At crucial moments, the “networked” part of the surveillance story kept it from being contained by the authorities. The most dramatic is when Alan Rusbridger of The Guardian told the men from the UK government that he would comply with their demands to destroy the computer hard drives containing the Snowden files. But:
I explained to the man from Whitehall about the nature of international collaborations and the way in which, these days, media organisations could take advantage of the most permissive legal environments. Bluntly, we did not have to do our reporting from London. Already most of the NSA stories were being reported and edited out of New York. And had it occurred to him that Greenwald lived in Brazil?
In a sense it’s that moment that deserved the Pulitzer today.
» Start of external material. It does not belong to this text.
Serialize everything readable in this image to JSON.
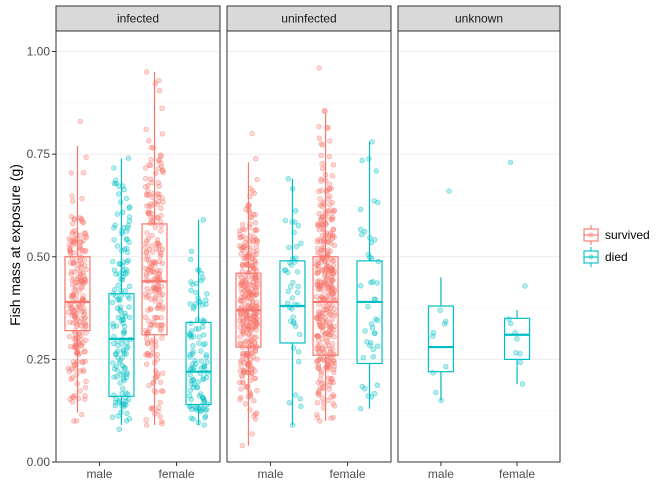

The international press sphere
When the Guardian shared some of the Snowden documents with ProPublica and the New York Times, there was a logic to spreading the wealth and joining forces in this way. They had worked it out over Wikileaks. Rusbridger:
[It] happened just after we took possession of the first tranche of WikiLeaks documents in 2010. I strongly suspected that our ability to research and publish anything to do with this trove of secret material would be severely constrained in the UK. America, for all its own problems with media laws and whistleblowers, at least has press freedom enshrined in a written constitution. It is also, I hope, unthinkable that any US government would attempt prior restraint against a news organisation planning to publish material that informed an important public debate, however troublesome or embarrassing.
In a sense it has been the international press sphere, an alliance of newsrooms on several continents, operating as publisher of the Snowden files. And that way of doing it won a Pulitzer today.
“I wish Snowden had come to me.”
In its entirety the Snowden story system is a hard thing to hang a prize on. But we know what some of its principles are. In November of last year Bob Woodward of the Washington Post (there is no larger figure in Pulitzer lore) complained about the way the story system was working. Snowden had made a mistake by not coming to him, Woodward said. He, Bob, would have known how to bring order and narrative to the material. Incredibly, he argued for keeping Snowden’s identity a secret, as if this was up to the great reporter with his prize source to rule upon and not Snowden as a public actor himself.
Gellman reacted swiftly to Woodward’s Sun King delusiuons. He did it in public, with no hesitation about taking on an icon of the Post:
“I can’t explain why Bob would insult the source who brought us this extraordinary story or the exemplary work of his colleagues in pursuing it,” Gellman said in an email to HuffPost Thursday.
“The ‘others’ he dismissed include [The Washington Post’s] Greg Miller, Julie Tate, Carol Leonnig, Ellen Nakashima, Craig Whitlock, Craig Timberg, Steven Rich and Ashkan Soltani — all of whom are building on the Snowden archive with me to land scoop after scoop,” Gellman continued. “I won’t get into why Snowden came to me or didn’t come to Bob. But the idea of keeping Snowden anonymous, or of waiting for one ‘coherent’ story, suggests that Bob does not understand my source or the world he lived in.”
Gellman knew that for this story only coalitions of journalists with sources could get it done. For me, that moment of push back also got a Pulitzer today.